Wenn man an Phänomenologie denkt, denkt man an Methoden, historische Strömungen, aber mitunter selten daran, dass vielleicht sie einen guten Kandidaten für einen Bruch mit dieser einseitigen Positionierung darstellt. Wie wäre es mit dem Phänomen als einem Zwischen von Ding und Vorstellung – so beschreibt Bergson die ,Bilder‘, aus denen sich die Wirklichkeit zusammensetzt. Nimmt man hinzu, dass diese Bilder – so Bergson – dem Eindruck der Welt entsprechen, wenn man versucht, die dichotomischen Diskussionen der traditionellen Metaphysik auszublenden, so fühlt man sich stark an Husserl und seine epoché erinnert – und an Sartre, der das Phänomen als Endliches im Unendlichen und damit vielleicht auch als Zwischen von Ding und Vorstellung begreift? Der Vortrag eruiert diese Zusammenhänge im philosophiehistorischen Blick.

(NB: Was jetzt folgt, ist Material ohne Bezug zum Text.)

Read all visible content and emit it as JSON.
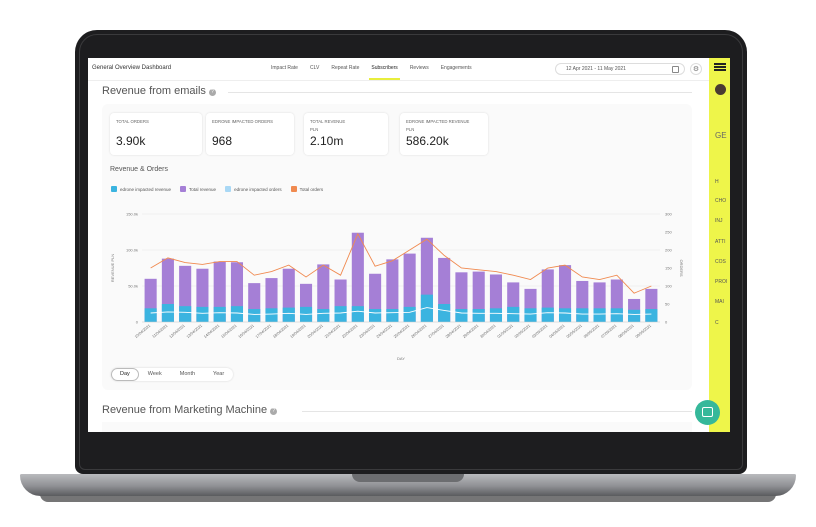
{
  "header": {
    "app_title": "General Overview Dashboard",
    "tabs": [
      {
        "label": "Impact Rate",
        "active": false
      },
      {
        "label": "CLV",
        "active": false
      },
      {
        "label": "Repeat Rate",
        "active": false
      },
      {
        "label": "Subscribers",
        "active": true
      },
      {
        "label": "Reviews",
        "active": false
      },
      {
        "label": "Engagements",
        "active": false
      }
    ],
    "date_range": "12 Apr 2021  -  11 May 2021"
  },
  "sidebar": {
    "brand_initials": "GE",
    "items": [
      {
        "label": "H",
        "icon": "home-icon"
      },
      {
        "label": "CHO",
        "icon": ""
      },
      {
        "label": "INJ",
        "icon": "arrow-icon"
      },
      {
        "label": "ATTI",
        "icon": ""
      },
      {
        "label": "COS",
        "icon": ""
      },
      {
        "label": "PROI",
        "icon": ""
      },
      {
        "label": "MAI",
        "icon": ""
      },
      {
        "label": "C",
        "icon": "send-icon"
      }
    ]
  },
  "section1": {
    "title": "Revenue from emails"
  },
  "kpis": [
    {
      "label": "TOTAL ORDERS",
      "sub": "",
      "value": "3.90k"
    },
    {
      "label": "EDRONE IMPACTED ORDERS",
      "sub": "",
      "value": "968"
    },
    {
      "label": "TOTAL REVENUE",
      "sub": "PLN",
      "value": "2.10m"
    },
    {
      "label": "EDRONE IMPACTED REVENUE",
      "sub": "PLN",
      "value": "586.20k"
    }
  ],
  "chart_title": "Revenue & Orders",
  "colors": {
    "impacted_revenue": "#3bb4e0",
    "total_revenue": "#a57fd6",
    "impacted_orders": "#a9d8f5",
    "total_orders": "#f08a50",
    "sidebar": "#eef54a",
    "active_tab": "#e8ee3c",
    "chat": "#35b89a"
  },
  "chart_data": {
    "type": "bar",
    "xlabel": "DAY",
    "ylabel": "REVENUE PLN",
    "y2label": "ORDERS",
    "ylim": [
      0,
      150000
    ],
    "y_ticks": [
      "0",
      "50.0k",
      "100.0k",
      "150.0k"
    ],
    "y2lim": [
      0,
      300
    ],
    "y2_ticks": [
      "0",
      "50",
      "100",
      "150",
      "200",
      "250",
      "300"
    ],
    "categories": [
      "10/04/2021",
      "11/04/2021",
      "12/04/2021",
      "13/04/2021",
      "14/04/2021",
      "15/04/2021",
      "16/04/2021",
      "17/04/2021",
      "18/04/2021",
      "19/04/2021",
      "20/04/2021",
      "21/04/2021",
      "22/04/2021",
      "23/04/2021",
      "24/04/2021",
      "25/04/2021",
      "26/04/2021",
      "27/04/2021",
      "28/04/2021",
      "29/04/2021",
      "30/04/2021",
      "01/05/2021",
      "02/05/2021",
      "03/05/2021",
      "04/05/2021",
      "05/05/2021",
      "06/05/2021",
      "07/05/2021",
      "08/05/2021",
      "09/05/2021"
    ],
    "series": [
      {
        "name": "edrone impacted revenue",
        "kind": "bar",
        "axis": "left",
        "values": [
          19000,
          25000,
          22000,
          21000,
          21000,
          22000,
          18000,
          19000,
          20000,
          21000,
          18000,
          22000,
          22000,
          18000,
          18000,
          21000,
          38000,
          25000,
          18000,
          18000,
          19000,
          21000,
          19000,
          20000,
          19000,
          19000,
          19000,
          19000,
          17000,
          18000
        ]
      },
      {
        "name": "Total revenue",
        "kind": "bar",
        "axis": "left",
        "values": [
          60000,
          88000,
          78000,
          74000,
          84000,
          83000,
          54000,
          61000,
          74000,
          53000,
          80000,
          59000,
          124000,
          67000,
          87000,
          95000,
          117000,
          89000,
          69000,
          70000,
          66000,
          55000,
          46000,
          73000,
          79000,
          57000,
          55000,
          59000,
          32000,
          46000
        ]
      },
      {
        "name": "edrone impacted orders",
        "kind": "line",
        "axis": "right",
        "values": [
          25,
          28,
          27,
          24,
          26,
          25,
          21,
          22,
          24,
          21,
          24,
          25,
          30,
          25,
          26,
          27,
          40,
          32,
          25,
          24,
          24,
          23,
          22,
          26,
          25,
          22,
          22,
          23,
          21,
          22
        ]
      },
      {
        "name": "Total orders",
        "kind": "line",
        "axis": "right",
        "values": [
          150,
          178,
          165,
          160,
          168,
          168,
          130,
          140,
          158,
          125,
          158,
          130,
          245,
          155,
          170,
          200,
          230,
          185,
          150,
          145,
          140,
          130,
          118,
          150,
          158,
          125,
          118,
          130,
          80,
          100
        ]
      }
    ]
  },
  "periods": [
    {
      "label": "Day",
      "active": true
    },
    {
      "label": "Week",
      "active": false
    },
    {
      "label": "Month",
      "active": false
    },
    {
      "label": "Year",
      "active": false
    }
  ],
  "section2": {
    "title": "Revenue from Marketing Machine"
  }
}
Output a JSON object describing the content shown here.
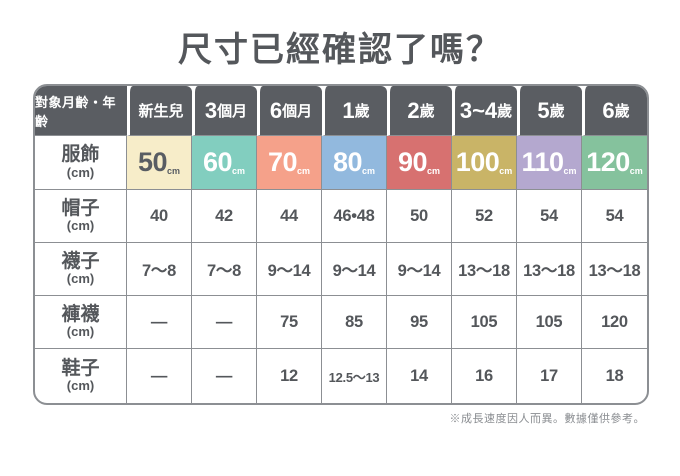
{
  "title": "尺寸已經確認了嗎？",
  "note": "※成長速度因人而異。數據僅供參考。",
  "colors": {
    "header_bg": "#5a5d62",
    "grid_line": "#8c8f93",
    "text_dark": "#54575b"
  },
  "table": {
    "corner_label": "對象月齡・年齡",
    "columns": [
      {
        "big": "",
        "small": "新生兒"
      },
      {
        "big": "3",
        "small": "個月"
      },
      {
        "big": "6",
        "small": "個月"
      },
      {
        "big": "1",
        "small": "歲"
      },
      {
        "big": "2",
        "small": "歲"
      },
      {
        "big": "3~4",
        "small": "歲"
      },
      {
        "big": "5",
        "small": "歲"
      },
      {
        "big": "6",
        "small": "歲"
      }
    ],
    "size_row": {
      "label": "服飾",
      "unit": "(cm)",
      "cells": [
        {
          "value": "50",
          "unit": "cm",
          "bg": "#f7edc9",
          "fg": "#595d63"
        },
        {
          "value": "60",
          "unit": "cm",
          "bg": "#82cebf",
          "fg": "#ffffff"
        },
        {
          "value": "70",
          "unit": "cm",
          "bg": "#f5a18a",
          "fg": "#ffffff"
        },
        {
          "value": "80",
          "unit": "cm",
          "bg": "#92b9de",
          "fg": "#ffffff"
        },
        {
          "value": "90",
          "unit": "cm",
          "bg": "#d77170",
          "fg": "#ffffff"
        },
        {
          "value": "100",
          "unit": "cm",
          "bg": "#c9b467",
          "fg": "#ffffff"
        },
        {
          "value": "110",
          "unit": "cm",
          "bg": "#b4a8cf",
          "fg": "#ffffff"
        },
        {
          "value": "120",
          "unit": "cm",
          "bg": "#85c29d",
          "fg": "#ffffff"
        }
      ]
    },
    "rows": [
      {
        "label": "帽子",
        "unit": "(cm)",
        "cells": [
          "40",
          "42",
          "44",
          "46•48",
          "50",
          "52",
          "54",
          "54"
        ]
      },
      {
        "label": "襪子",
        "unit": "(cm)",
        "cells": [
          "7～8",
          "7～8",
          "9～14",
          "9～14",
          "9～14",
          "13～18",
          "13～18",
          "13～18"
        ]
      },
      {
        "label": "褲襪",
        "unit": "(cm)",
        "cells": [
          "—",
          "—",
          "75",
          "85",
          "95",
          "105",
          "105",
          "120"
        ]
      },
      {
        "label": "鞋子",
        "unit": "(cm)",
        "cells": [
          "—",
          "—",
          "12",
          "12.5～13",
          "14",
          "16",
          "17",
          "18"
        ]
      }
    ]
  },
  "chart_data": {
    "type": "table",
    "title": "尺寸已經確認了嗎？",
    "columns": [
      "對象月齡・年齡",
      "新生兒",
      "3個月",
      "6個月",
      "1歲",
      "2歲",
      "3~4歲",
      "5歲",
      "6歲"
    ],
    "rows": [
      [
        "服飾(cm)",
        "50cm",
        "60cm",
        "70cm",
        "80cm",
        "90cm",
        "100cm",
        "110cm",
        "120cm"
      ],
      [
        "帽子(cm)",
        "40",
        "42",
        "44",
        "46•48",
        "50",
        "52",
        "54",
        "54"
      ],
      [
        "襪子(cm)",
        "7～8",
        "7～8",
        "9～14",
        "9～14",
        "9～14",
        "13～18",
        "13～18",
        "13～18"
      ],
      [
        "褲襪(cm)",
        "—",
        "—",
        "75",
        "85",
        "95",
        "105",
        "105",
        "120"
      ],
      [
        "鞋子(cm)",
        "—",
        "—",
        "12",
        "12.5～13",
        "14",
        "16",
        "17",
        "18"
      ]
    ],
    "note": "※成長速度因人而異。數據僅供參考。"
  }
}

Matthias Ernst Bähr arbeitet seit Oktober 2024 als wissenschaftlicher Mitarbeiter an der Professur für Philosophie (Prof. Dr. Dr. Holger Zaborowski) der Kath.-Theologischen Fakultät der Universität Erfurt. Von Oktober 2023 bis September 2024 war er als wissenschaftlicher Mitarbeiter am Institut für Philosophie der Heinrich-Heine-Universität Düsseldorf beschäftigt. Seine Forschungs- und Interessengebiete liegen in der Lebensphilosophie, Existenzphilosophie und Phänomenologie sowie Prozessmetaphysik, mit besonderem Augenmerk auf den Zeitphilosophien Henri Bergsons und Martin Heideggers, die auch im Zentrum seines Promotionsprojektes stehen. Zuletzt publizierte er Aufsätze zu Camus’ früher Bergson-Rezeption, Bergsons Gedächtniskonzeption und seiner Moralphilosophie sowie einen Sammelband zur Geschichte und Gegenwart der Erziehungsphilosophie. Seit dem Sommersemester 2025 ist er außerdem wissenschaftliches Vorstandsmitglied der Martin-Heidegger-Gesellschaft.